I have noticed that the elderly can be really, really rude. They will cut in front of you in line like it’s their right since they are old. And an old lady hit my car a few months ago. She told me there was no damage done. “Uh. Lady? Your black paint is all over the side of my white car.”
Now don’t get me wrong, I love the old people and respect them too, but you know, sheesh!
All of yours are great but I need to add one. Moms at the park who don’t apologize for their kids or at least make their kids apologize when they push yours out of the way to get to the slide. WTF?!?!?!
Why, thank you. You’re too kind. *blush*
I so agree with all of these, but the one I most rave about is the waving in traffic one.

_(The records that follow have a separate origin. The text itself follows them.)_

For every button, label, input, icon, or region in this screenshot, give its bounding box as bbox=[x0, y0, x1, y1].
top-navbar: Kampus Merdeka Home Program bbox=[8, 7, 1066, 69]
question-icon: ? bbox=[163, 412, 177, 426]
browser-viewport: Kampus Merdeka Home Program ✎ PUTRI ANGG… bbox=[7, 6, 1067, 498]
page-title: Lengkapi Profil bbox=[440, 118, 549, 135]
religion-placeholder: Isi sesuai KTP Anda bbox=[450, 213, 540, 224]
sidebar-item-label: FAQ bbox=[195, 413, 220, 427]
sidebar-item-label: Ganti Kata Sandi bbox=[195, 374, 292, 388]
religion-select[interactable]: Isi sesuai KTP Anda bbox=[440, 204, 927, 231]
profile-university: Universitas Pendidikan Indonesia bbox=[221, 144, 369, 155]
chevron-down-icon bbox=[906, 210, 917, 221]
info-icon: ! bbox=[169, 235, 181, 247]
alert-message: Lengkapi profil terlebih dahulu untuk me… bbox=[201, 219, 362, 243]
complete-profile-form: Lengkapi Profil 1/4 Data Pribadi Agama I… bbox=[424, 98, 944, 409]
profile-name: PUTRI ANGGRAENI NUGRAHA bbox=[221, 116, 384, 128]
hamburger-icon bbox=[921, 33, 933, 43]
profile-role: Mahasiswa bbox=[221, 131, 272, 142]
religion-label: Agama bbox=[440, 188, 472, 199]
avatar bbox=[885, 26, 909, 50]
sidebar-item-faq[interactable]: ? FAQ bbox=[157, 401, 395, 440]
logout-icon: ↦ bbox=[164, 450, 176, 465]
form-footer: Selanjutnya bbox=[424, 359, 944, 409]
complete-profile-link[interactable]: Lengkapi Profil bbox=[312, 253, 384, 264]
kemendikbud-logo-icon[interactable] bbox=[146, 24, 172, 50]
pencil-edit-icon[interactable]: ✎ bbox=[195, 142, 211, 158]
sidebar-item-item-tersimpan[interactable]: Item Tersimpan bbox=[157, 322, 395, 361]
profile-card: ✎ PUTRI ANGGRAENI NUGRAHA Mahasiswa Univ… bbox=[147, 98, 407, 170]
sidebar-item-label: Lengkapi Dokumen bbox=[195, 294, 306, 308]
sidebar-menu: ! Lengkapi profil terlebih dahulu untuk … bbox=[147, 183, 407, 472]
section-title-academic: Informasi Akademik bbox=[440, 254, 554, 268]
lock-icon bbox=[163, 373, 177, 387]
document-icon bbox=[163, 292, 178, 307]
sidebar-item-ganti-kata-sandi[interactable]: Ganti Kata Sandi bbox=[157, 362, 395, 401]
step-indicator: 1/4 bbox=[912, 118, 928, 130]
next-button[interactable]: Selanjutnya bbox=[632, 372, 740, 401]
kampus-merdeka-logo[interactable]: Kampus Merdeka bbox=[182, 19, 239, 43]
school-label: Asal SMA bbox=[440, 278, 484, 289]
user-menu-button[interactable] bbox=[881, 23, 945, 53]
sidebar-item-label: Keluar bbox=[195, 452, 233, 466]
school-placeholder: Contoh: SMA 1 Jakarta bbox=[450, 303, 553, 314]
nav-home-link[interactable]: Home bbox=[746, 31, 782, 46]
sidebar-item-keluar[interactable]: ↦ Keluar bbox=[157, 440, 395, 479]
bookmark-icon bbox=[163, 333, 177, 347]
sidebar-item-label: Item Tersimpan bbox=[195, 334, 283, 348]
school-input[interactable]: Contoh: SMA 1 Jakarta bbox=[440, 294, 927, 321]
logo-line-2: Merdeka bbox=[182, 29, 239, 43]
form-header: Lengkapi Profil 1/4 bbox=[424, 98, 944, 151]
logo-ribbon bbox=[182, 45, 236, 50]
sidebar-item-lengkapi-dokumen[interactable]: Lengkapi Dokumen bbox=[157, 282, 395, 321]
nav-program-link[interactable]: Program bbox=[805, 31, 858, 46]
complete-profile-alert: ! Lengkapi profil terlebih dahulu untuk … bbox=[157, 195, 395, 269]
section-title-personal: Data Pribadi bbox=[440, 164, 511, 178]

Seriously, it’s not that hard to thank someone, is it???
I had a similar list about people working out at the gym I think rude people often were polite people that gave up on being polite because of other rude people.
I totally second that! My expectations are worse though…I come from this small town in texas where everytime you pass someone on the road you wave at them. EVERYONE does it. When I moved to Houston I felt like everyone I saw on the road was so rude. Where’s my wave people?! I know you saw me!
And if they don’t wave when I let them into traffic I feel like ramming them….because I’m so polite I guess. Hee.
Oh, I hear you. I keep a running mental list of people I want to publicly humiliate via the blog. And then it all promptly escape me when I sit down to write. I would like to add to this list people who try to get on the train before everyone has exited. It just doesn’t make any sense. The train’s not going anywhere until everyone has gotten off, reallly. Knocking that little old lady halfway across the platform and tripping the pregnant woman isn’t going to get you to your destination any faster.
MetroDad, you just reminded me of another pet peeve of mine: when people don’t return items I’ve loaned to them. Such as my copy of “Eats, Shoots and Leaves”. I have just added that one back onto my wishlist, as well as the book you recommended. Thanks!
Ditto HBM on the sidewalk space and Dawn on the men exiting the elevator first. I also cannot stand it when people try to cram INTO the elevator before I’ve managed to squeeze my way OUT.
First time reader, and I’m so with you on all the pet peeves. I have one more to add though:
People who occupy more than one seat (the second is for their precious bags, mind you) on a crowded train and ignore you (while chattering on the cellphone) while you stand and ‘request’ them for space! I wish during such moments that I could transform into a train authority of the highest order and demand that they pay for that second seat or stand while the bags rest in their seat!!
I think these are all symptoms of a bigger problem — people that are absolutely oblivious and self-centered to the point that manners, common courtesy, and common sense do not occur to them. I am tired of people putting themselves first in any transaction or social setting. If we all did that all the time the world would be a miserable place.
I hear ya - I hate the non thankers and the non-acknowledgers, too. Especialy the ones who can’t wave when you let their big ass Hummers pull in front of you - makes me want to ram the back of their car. But that wouldn’t be NICE, now, would it?